We developed predefined search strategies addressing hepatic domain. For MASLD-related hepatic outcomes, the following strategy was used in PUBMED: (“Fatty Liver” [MeSH] OR “Non-alcoholic Fatty Liver Disease” OR NAFLD OR MASLD OR NASH “metabolic dysfunction–associated steatotic liver disease”) AND (“Ursodeoxycholic Acid”[MeSH] OR UDCA OR ursodiol).
This search strategy was adapted as necessary for each database, which can be found in Supplementary Materials. Filters were applied to identify meta-analyses and systematic reviews.
Eligibility criteria and quality assessment
2.2
The methodological framework followed the PICO approach. The Population included adult patients diagnosed with MASLD or NAFLD or NASH. Only studies explicitly analyzing human subjects were eligible; research based on animal models or in vitro experiments was excluded. The Intervention of interest was treatment with UDCA. The Comparison group consisted of placebo, standard care without UDCA, or alternative active treatments. The Outcomes of interest encompassed hepatic biomarkers, along with reported effect sizes (standardized mean differences) and indicators of heterogeneity and methodological quality. The Study design was limited to systematic reviews that synthesized randomized or non-randomized controlled clinical trials. No language restrictions were applied. Two independent reviewers (A. R. K. and D. N. A.) screened the studies, while a third independent reviewer (Y. A. K.) solved the conflicts through discussion process.
Insufficient methodological rigor was defined a priori based on critical domains of the AMSTAR-2 tool. Systematic reviews were excluded if they failed to meet one or more of the following key methodological criteria: absence of a clearly defined PICO question; lack of a comprehensive and reproducible literature search strategy; absence of a risk-of-bias assessment of the included primary studies; unclear or inappropriate methods for data synthesis. Reviews failing in these critical domains were considered methodologically unreliable for inclusion in an umbrella review.
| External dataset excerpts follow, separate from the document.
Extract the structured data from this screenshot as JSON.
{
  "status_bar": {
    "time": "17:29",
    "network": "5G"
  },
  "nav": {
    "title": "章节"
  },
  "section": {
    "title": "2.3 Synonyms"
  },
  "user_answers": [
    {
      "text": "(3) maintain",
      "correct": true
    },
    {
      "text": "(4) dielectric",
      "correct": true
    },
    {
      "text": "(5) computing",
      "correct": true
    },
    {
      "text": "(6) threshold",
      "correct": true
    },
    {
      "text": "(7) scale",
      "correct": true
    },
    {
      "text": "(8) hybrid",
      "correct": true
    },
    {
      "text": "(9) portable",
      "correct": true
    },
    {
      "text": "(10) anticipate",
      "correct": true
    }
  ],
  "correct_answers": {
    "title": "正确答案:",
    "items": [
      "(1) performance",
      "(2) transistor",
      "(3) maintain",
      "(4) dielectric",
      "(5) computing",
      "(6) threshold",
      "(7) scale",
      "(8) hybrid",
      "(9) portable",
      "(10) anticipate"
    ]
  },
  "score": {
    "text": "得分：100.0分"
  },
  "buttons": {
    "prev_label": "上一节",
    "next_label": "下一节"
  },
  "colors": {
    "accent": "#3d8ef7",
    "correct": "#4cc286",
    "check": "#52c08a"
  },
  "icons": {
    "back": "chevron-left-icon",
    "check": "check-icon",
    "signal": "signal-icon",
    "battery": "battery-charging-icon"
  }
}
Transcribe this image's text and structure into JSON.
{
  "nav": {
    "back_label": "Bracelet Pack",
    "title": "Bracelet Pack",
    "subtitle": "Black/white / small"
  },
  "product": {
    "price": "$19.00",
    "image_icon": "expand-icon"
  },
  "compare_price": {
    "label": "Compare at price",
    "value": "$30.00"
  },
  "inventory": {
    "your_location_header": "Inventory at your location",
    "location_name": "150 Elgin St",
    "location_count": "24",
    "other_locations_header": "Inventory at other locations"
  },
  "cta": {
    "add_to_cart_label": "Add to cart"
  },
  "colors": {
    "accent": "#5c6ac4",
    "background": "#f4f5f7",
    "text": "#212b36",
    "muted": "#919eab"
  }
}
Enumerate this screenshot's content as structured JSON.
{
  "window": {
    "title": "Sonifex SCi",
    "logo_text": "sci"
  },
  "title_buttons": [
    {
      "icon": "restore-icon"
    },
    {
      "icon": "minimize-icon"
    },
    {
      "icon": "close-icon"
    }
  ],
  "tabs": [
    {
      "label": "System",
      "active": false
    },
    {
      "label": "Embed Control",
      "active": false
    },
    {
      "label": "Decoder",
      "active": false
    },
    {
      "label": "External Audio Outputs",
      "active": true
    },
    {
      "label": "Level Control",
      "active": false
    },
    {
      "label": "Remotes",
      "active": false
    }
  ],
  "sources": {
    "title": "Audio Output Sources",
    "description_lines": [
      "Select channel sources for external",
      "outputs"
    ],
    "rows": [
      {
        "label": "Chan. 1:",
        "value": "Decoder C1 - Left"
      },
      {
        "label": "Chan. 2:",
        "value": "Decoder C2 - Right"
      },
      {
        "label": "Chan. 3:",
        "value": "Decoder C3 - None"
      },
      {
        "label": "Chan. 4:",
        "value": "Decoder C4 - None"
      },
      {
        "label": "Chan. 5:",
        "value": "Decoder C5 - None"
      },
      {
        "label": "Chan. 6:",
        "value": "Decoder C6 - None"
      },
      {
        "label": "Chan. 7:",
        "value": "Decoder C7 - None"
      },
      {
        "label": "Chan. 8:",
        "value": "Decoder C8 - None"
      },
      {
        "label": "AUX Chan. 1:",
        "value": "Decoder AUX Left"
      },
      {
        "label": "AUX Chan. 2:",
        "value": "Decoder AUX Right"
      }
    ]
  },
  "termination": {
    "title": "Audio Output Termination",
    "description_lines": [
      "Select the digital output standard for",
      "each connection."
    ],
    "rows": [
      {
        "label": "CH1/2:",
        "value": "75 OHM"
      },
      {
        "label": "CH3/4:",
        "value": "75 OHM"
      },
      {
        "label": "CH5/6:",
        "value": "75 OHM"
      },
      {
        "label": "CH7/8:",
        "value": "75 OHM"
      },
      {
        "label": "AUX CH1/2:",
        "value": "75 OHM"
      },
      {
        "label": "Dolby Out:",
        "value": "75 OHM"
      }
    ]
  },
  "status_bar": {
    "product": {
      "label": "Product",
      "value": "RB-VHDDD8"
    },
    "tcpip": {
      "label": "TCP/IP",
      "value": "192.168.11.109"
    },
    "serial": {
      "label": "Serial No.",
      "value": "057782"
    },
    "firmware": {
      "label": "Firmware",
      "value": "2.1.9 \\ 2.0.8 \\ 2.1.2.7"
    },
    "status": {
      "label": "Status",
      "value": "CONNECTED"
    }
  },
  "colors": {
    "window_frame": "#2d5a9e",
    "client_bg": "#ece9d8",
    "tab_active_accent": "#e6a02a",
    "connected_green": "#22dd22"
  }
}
Two independent reviewers (F. S. S. and Y. A. K.) assessed the methodological quality of eligible systematic reviews and meta-analyses using a modified version of the AMSTAR-2 tool (A Measurement Tool to Assess Systematic Reviews) (18), while conflicts were solved by D. N. A. The AMSTAR-2 tool consists of 16 items evaluated as “yes” (criterion fully met), “no” (criterion unmet or insufficiently addressed), or “partial yes” (criterion partially satisfied).
Risk of bias evaluation
2.3
The risk of bias in randomized controlled trials included within the systematic reviews was appraised using the ROBIS instrument (Risk of Bias in Systematic Reviews) (19). The tool evaluates five domains: (1) Study eligibility criteria; (2) Identification and selection of studies; (3) Data collection and appraisal; (4) Synthesis and findings; and (5) Overall risk of bias. Each domain contains signaling questions guiding the assessment, with judgments categorized as “low risk,” “some concerns,” or “high risk.” Certainty of evidence for all evaluated associations was further assessed according to the updated GRADE framework (Grading of Recommendations Assessment, Development and Evaluation) (20).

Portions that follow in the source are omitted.